Data Collection and Processing

  1. A large LMDB (~4.1 TB) is produced from electronic-structure workflows of OpenMX.
  2. A ~50 GiB LMDB subset is constructed by ID-list-driven extraction.
  3. train-manifest.csv is emitted for deterministic mapping and audit.

Personal and Sensitive Information

No personal data is expected. IDs such as mp_id represent materials-system identifiers.

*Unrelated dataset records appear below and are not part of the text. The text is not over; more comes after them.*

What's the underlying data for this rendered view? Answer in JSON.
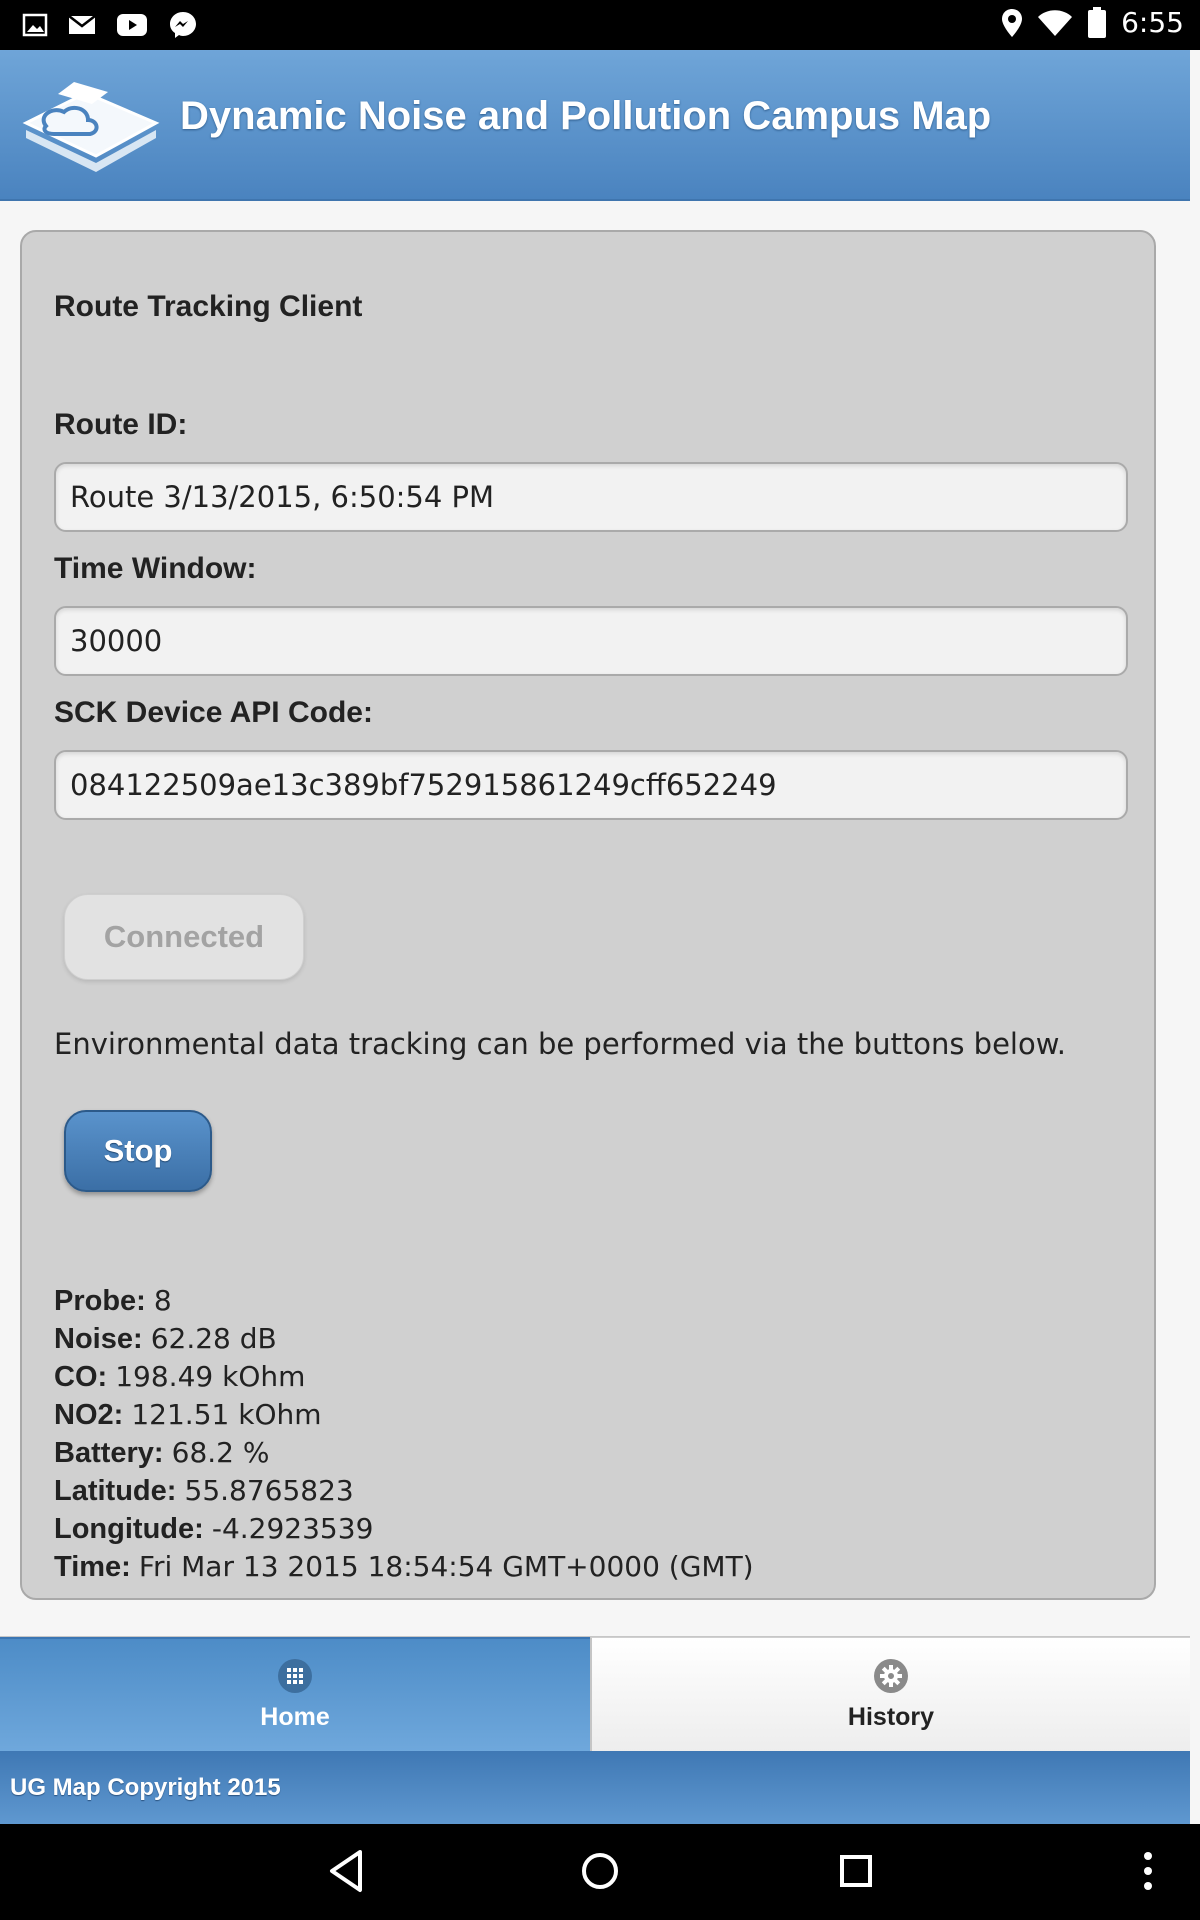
{
  "status_bar": {
    "time": "6:55",
    "left_icons": [
      "image-icon",
      "mail-icon",
      "youtube-icon",
      "messenger-icon"
    ],
    "right_icons": [
      "location-icon",
      "wifi-icon",
      "battery-icon"
    ]
  },
  "header": {
    "title": "Dynamic Noise and Pollution Campus Map",
    "logo_icon": "cloud-sensor-logo-icon"
  },
  "card": {
    "title": "Route Tracking Client",
    "route_id": {
      "label": "Route ID:",
      "value": "Route 3/13/2015, 6:50:54 PM"
    },
    "time_window": {
      "label": "Time Window:",
      "value": "30000"
    },
    "api_code": {
      "label": "SCK Device API Code:",
      "value": "084122509ae13c389bf752915861249cff652249"
    },
    "connected_label": "Connected",
    "info_text": "Environmental data tracking can be performed via the buttons below.",
    "stop_label": "Stop",
    "readings": [
      {
        "key": "Probe:",
        "value": "8"
      },
      {
        "key": "Noise:",
        "value": "62.28 dB"
      },
      {
        "key": "CO:",
        "value": "198.49 kOhm"
      },
      {
        "key": "NO2:",
        "value": "121.51 kOhm"
      },
      {
        "key": "Battery:",
        "value": "68.2 %"
      },
      {
        "key": "Latitude:",
        "value": "55.8765823"
      },
      {
        "key": "Longitude:",
        "value": "-4.2923539"
      },
      {
        "key": "Time:",
        "value": "Fri Mar 13 2015 18:54:54 GMT+0000 (GMT)"
      }
    ]
  },
  "navbar": {
    "home": {
      "label": "Home",
      "icon": "grid-icon",
      "active": true
    },
    "history": {
      "label": "History",
      "icon": "gear-icon",
      "active": false
    }
  },
  "footer": {
    "text": "UG Map Copyright 2015"
  },
  "colors": {
    "header_accent": "#5b94cc",
    "button_primary": "#3f74ab",
    "card_bg": "#d0d0d0"
  }
}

Bias, Risks, and Limitations

  • This is a subset release, not the full corpus yet.
  • Data reflects simulation settings and source pipeline assumptions.
  • Pickle-based payloads require environment compatibility (torch, torch_geometric).

Recommendations

  • Use the same runtime stack as training/preprocessing.
  • Pin package versions for reproducibility.
  • Validate model behavior on broader/full releases once available.